Thalia tersenyum. Tipis sekali. "Sepertinya Tuhan berkehendak lain. Mungkin, cukup sampai disini hubungan yang gue jalani sama Athan."
"Udah yuk, kita masuk. Gue nggak mau Bu Yulia harus ceramah panjang lebar gara-gara kita terlambat." Thalia pergi, menyisakan kedua sahabatnya yang bingung setengah mati atas rahasia yang benar-benar Thalia tutup rapat itu.
"Kapan sih Tha lo berbagi kesedihan lo bareng kita?"
***
"Woy! Tha!" Farell dengan semangatnya duduk di hadapan Thalia yang sedang mengaduk siomaynya dengan tak nafsu. Bagaimana tidak semangat jika ini adalah hari pertama Farell masuk sekolah setelah hampir satu minggu mendekam dalam neraka penuh obat-obatan itu?
"Za, titip gado-gado satu ya!" Farell berteriak ketika Reza hendak membeli makanan di kios-kios yang berjejeran di kantin.
"Idih nyuruh! Beli sendiri napa!"
Farell menunjukkan tangannya yang masih di gips sehabis kecelakaan. "Masih atit!" ucapnya dengan manja.
Reza segera memukul gips itu dengan pelan. "Rese lo! Mentang-mentang barusan kecelakaan manjanya ngalahin pengantin baru!"
Namun, walaupun begitu Reza tetap membelikan pesanan yang Farell minta. Farell tersenyum penuh terima kasih kepada salah satu sahabatnya yang pengertian itu. "Oh ya Tha, kenapa Athan nggak masuk?"
Thalia yang sedang meneguk es tehnya langsung tersedak seketika. "Athan nggak masuk?" ulang Thalia dengan terkejut.
"Loh, lo nggak tau? Athan nggak hubungin lo?"
"Apaan sih kunyuk! Apa semua yang Athan lakuin harus Thalia tau ha?" ucap Debby segera ketika melihat ekspresi Thalia yang menyendu.
"Gimana sih, kan Thalia pac—" sebelum ucapan Farell selesai, seseorang sudah memasukkan sesendok penuh sambal ke dalam mulut lelaki itu. Farell langsung bangkit dari duduknya, memuntahkan sambal yang luar biasa pedas itu dengan tangan yang tidak digips meraba-raba meminta minum. Lidahnya menjulur bagai anjing dan dalam sekejap, keringat sudah membasahi pelipis dan dahi lelaki itu. Poor Farell...
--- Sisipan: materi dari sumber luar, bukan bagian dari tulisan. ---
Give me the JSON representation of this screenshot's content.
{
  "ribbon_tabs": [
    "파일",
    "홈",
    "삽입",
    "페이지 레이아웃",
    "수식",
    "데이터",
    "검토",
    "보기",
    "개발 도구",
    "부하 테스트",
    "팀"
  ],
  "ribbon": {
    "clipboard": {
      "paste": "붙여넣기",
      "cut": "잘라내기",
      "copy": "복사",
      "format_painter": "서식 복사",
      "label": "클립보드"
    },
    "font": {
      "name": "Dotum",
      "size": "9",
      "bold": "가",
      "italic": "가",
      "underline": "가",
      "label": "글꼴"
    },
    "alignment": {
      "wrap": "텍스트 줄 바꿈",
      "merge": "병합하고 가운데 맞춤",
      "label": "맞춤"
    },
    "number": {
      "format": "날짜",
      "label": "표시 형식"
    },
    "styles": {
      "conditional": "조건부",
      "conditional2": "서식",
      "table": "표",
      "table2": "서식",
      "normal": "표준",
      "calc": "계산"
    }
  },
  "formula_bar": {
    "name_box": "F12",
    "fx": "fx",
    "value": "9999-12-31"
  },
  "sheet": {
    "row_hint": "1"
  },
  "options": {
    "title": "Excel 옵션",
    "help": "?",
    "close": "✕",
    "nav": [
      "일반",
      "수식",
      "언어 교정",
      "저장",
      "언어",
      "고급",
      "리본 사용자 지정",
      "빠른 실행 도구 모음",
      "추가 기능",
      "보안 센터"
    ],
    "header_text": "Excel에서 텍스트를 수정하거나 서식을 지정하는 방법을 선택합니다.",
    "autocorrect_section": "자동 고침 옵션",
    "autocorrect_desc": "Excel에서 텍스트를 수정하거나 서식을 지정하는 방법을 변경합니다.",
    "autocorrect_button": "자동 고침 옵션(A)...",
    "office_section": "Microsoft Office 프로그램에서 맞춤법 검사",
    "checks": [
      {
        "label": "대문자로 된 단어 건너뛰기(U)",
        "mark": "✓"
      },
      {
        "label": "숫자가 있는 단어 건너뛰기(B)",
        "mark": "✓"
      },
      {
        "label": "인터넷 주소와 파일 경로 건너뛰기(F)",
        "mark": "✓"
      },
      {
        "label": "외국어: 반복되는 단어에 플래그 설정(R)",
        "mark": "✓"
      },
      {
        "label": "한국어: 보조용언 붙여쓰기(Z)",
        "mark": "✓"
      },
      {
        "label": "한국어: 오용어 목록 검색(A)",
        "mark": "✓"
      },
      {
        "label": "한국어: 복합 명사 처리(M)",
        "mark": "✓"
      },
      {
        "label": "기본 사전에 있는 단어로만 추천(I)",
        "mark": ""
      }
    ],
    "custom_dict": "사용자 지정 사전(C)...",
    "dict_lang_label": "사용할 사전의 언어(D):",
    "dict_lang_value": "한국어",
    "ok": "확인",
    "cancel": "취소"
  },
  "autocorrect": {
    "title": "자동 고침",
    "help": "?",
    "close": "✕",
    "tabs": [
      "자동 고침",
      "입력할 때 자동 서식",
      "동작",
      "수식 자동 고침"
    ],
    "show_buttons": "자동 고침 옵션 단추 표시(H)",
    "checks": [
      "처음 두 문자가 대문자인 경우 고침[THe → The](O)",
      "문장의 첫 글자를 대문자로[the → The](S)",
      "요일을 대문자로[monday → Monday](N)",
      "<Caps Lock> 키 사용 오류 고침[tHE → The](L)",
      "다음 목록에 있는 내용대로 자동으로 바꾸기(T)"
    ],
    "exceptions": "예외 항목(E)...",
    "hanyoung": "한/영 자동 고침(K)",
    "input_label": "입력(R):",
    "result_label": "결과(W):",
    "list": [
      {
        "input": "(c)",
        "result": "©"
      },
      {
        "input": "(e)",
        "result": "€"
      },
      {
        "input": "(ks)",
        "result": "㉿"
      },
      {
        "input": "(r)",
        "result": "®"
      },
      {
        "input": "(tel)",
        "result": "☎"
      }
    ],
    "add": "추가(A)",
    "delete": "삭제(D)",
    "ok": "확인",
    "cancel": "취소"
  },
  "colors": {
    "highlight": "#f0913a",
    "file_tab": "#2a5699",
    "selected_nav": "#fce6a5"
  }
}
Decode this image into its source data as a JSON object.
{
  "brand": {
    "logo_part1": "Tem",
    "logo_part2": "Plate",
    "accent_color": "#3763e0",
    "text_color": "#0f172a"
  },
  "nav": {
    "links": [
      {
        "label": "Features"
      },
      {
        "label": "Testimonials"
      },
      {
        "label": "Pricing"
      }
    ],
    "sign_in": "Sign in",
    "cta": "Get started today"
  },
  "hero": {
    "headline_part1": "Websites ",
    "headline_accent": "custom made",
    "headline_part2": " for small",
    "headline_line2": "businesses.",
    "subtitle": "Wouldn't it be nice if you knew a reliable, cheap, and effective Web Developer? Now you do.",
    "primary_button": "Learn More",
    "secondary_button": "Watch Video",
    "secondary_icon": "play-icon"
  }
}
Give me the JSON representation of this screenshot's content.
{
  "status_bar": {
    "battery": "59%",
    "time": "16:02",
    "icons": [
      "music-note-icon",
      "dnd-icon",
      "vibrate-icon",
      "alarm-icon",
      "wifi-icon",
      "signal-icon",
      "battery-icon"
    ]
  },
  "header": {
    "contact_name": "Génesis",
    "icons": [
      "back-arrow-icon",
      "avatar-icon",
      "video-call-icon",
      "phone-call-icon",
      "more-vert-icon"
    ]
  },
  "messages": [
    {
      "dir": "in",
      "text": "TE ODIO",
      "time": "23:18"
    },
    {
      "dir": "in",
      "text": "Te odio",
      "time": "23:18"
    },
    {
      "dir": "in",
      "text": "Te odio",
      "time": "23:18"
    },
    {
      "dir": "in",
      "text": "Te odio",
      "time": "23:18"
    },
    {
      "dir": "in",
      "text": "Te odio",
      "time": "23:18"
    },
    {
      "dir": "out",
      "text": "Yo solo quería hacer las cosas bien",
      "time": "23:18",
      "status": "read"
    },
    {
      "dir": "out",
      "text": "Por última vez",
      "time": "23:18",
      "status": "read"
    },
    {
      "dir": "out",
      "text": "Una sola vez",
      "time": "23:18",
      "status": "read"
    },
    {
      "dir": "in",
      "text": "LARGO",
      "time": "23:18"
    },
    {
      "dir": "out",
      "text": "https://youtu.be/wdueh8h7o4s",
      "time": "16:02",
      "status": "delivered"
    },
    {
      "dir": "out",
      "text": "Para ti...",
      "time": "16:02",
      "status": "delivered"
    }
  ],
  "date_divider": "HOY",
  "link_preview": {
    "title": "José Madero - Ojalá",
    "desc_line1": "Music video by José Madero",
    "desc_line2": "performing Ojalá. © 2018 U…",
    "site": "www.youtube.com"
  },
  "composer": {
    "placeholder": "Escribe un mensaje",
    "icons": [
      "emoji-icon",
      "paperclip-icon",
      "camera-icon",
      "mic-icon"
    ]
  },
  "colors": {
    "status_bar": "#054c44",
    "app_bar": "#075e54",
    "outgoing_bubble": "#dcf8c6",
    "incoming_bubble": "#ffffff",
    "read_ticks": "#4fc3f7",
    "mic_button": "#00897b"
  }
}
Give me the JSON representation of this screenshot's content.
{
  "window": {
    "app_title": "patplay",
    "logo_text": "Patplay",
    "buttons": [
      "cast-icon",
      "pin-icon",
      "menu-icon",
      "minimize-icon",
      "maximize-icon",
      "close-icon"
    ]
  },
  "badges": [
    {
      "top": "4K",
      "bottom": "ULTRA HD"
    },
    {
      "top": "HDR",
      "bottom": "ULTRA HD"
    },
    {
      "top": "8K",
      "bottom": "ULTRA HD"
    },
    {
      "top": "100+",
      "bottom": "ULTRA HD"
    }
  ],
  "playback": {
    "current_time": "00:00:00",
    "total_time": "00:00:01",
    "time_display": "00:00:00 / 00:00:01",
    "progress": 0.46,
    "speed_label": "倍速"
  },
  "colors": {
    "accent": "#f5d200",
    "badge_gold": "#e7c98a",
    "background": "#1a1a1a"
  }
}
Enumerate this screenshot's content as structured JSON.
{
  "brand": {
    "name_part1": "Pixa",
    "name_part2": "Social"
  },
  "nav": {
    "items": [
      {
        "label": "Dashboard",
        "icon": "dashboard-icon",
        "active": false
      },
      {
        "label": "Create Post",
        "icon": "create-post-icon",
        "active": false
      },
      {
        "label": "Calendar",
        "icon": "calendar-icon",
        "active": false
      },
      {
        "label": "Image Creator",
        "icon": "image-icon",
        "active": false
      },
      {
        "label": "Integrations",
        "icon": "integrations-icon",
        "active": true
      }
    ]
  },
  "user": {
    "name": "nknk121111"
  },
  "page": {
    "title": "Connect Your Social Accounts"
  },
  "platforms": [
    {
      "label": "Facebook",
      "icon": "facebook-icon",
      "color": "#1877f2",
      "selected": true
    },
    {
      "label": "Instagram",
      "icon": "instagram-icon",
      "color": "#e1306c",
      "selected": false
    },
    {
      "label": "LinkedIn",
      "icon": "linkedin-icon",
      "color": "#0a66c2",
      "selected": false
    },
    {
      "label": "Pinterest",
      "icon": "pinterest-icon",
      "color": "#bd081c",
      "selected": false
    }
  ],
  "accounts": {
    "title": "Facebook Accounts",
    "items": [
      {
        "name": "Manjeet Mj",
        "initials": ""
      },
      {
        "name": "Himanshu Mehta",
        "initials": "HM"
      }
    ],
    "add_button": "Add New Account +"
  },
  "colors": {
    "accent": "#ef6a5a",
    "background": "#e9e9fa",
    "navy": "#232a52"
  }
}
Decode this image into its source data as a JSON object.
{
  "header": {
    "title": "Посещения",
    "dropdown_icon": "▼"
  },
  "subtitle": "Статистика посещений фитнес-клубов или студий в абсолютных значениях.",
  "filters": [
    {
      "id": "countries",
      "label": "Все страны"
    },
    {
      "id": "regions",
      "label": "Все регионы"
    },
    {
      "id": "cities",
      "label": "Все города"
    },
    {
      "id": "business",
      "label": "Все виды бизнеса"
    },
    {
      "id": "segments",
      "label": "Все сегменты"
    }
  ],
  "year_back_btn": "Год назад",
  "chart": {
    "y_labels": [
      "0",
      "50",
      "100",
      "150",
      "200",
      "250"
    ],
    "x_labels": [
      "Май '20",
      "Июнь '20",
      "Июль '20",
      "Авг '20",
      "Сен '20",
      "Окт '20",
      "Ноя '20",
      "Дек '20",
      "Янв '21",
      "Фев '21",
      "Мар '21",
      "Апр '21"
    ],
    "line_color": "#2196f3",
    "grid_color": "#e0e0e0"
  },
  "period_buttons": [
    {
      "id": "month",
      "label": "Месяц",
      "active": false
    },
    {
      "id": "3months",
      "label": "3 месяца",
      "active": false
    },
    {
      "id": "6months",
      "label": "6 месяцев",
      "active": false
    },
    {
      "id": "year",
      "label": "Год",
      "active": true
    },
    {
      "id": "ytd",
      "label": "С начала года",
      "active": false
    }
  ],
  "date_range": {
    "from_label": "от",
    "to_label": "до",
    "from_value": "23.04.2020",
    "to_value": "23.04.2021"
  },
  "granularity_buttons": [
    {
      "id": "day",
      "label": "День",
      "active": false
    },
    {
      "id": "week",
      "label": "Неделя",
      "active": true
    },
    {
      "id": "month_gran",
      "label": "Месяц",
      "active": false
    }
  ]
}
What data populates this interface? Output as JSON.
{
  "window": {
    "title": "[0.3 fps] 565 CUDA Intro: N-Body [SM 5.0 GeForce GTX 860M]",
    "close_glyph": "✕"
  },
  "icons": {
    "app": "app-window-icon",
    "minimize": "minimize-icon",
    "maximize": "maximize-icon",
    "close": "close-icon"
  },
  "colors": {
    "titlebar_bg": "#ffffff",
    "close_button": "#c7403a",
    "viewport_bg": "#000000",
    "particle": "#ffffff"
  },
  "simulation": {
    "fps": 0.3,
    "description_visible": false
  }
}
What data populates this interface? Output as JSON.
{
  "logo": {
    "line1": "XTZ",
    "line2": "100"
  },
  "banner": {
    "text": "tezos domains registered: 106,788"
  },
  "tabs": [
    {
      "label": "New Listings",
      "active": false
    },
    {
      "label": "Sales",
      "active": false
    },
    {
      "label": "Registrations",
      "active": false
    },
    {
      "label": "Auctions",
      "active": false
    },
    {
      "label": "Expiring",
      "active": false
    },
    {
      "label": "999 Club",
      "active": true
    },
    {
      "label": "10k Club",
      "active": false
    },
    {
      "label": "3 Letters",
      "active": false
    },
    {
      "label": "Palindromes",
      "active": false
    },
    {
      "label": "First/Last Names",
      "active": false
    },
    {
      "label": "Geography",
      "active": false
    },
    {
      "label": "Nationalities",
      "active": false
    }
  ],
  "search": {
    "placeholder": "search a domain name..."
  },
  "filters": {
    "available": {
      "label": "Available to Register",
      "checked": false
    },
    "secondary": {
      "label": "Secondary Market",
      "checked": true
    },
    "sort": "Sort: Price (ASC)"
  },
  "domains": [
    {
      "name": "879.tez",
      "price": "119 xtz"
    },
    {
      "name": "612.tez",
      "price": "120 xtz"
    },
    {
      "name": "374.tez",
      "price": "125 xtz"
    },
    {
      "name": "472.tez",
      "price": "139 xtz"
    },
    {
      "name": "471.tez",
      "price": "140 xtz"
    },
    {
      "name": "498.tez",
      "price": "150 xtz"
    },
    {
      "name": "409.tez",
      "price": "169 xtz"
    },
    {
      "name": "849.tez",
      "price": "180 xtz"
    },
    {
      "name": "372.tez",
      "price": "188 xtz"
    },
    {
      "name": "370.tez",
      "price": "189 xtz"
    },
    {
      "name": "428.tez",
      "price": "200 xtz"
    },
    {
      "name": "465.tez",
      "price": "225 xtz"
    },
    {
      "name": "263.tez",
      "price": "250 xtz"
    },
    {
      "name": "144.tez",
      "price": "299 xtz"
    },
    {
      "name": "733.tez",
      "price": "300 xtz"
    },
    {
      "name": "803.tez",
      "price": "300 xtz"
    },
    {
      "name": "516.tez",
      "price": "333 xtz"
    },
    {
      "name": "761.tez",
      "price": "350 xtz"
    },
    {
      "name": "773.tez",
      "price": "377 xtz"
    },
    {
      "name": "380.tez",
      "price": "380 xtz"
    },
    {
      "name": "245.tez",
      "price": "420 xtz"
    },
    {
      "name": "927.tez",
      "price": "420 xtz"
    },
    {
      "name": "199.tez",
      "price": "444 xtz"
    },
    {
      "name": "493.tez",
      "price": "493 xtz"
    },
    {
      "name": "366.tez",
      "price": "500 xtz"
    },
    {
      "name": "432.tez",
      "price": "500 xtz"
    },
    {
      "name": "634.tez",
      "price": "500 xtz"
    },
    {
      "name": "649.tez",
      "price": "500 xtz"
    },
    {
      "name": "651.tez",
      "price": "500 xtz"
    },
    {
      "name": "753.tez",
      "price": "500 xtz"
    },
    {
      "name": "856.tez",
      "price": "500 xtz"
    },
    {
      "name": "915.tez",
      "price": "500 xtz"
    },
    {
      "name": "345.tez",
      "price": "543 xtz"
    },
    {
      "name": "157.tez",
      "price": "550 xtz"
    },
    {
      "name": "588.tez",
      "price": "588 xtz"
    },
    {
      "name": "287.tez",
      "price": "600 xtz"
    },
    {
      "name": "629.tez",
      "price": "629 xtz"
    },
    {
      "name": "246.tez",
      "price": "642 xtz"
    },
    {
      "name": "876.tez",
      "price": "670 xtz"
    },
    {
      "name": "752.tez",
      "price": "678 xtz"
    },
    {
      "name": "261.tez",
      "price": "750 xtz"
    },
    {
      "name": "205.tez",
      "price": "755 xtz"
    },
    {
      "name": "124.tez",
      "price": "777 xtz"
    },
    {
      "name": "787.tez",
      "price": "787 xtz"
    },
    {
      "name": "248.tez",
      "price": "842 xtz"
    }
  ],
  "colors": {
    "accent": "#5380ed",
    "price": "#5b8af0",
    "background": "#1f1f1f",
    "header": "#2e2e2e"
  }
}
Farell segera meminum es teh milik Thalia dan dua gelas es jeruk milik Debby dan Alisa seperti kesetanan. Namun, lidahnya tetap terasa seperti terbakar. Panas dan ah, Farell tak tau lagi bagaimana mendeskripsikannya. "Gila lo Al!" ucap Farell di tengah kepedasannya.
"Makanya jangan bacot!"
Thalia masih diam, seolah keributan yang ada di dekatnya hanyalah angin lalu. Perasaan bersalah nan khawatir itu hadir menyelimuti hatinya. Ya Tuhan, Athan sakit. Ingin sekali ia menjenguk lelaki itu, namun ia harus menguatkan benteng pertahanan batinnya. Ia tak boleh melakukan itu, apapun alasannya.
Sebuah panggilan membuat Thalia tersentak dari lamunanya. Thalia segera menyepi pada hiruk pikuk kantin untuk menerima panggilan. Ia tersenyum miris membaca nama kontak yang tertera di ponsel. "Calon Mertua". Yap, yang tak lain tak bukan adalah Anggi, ibu Athan.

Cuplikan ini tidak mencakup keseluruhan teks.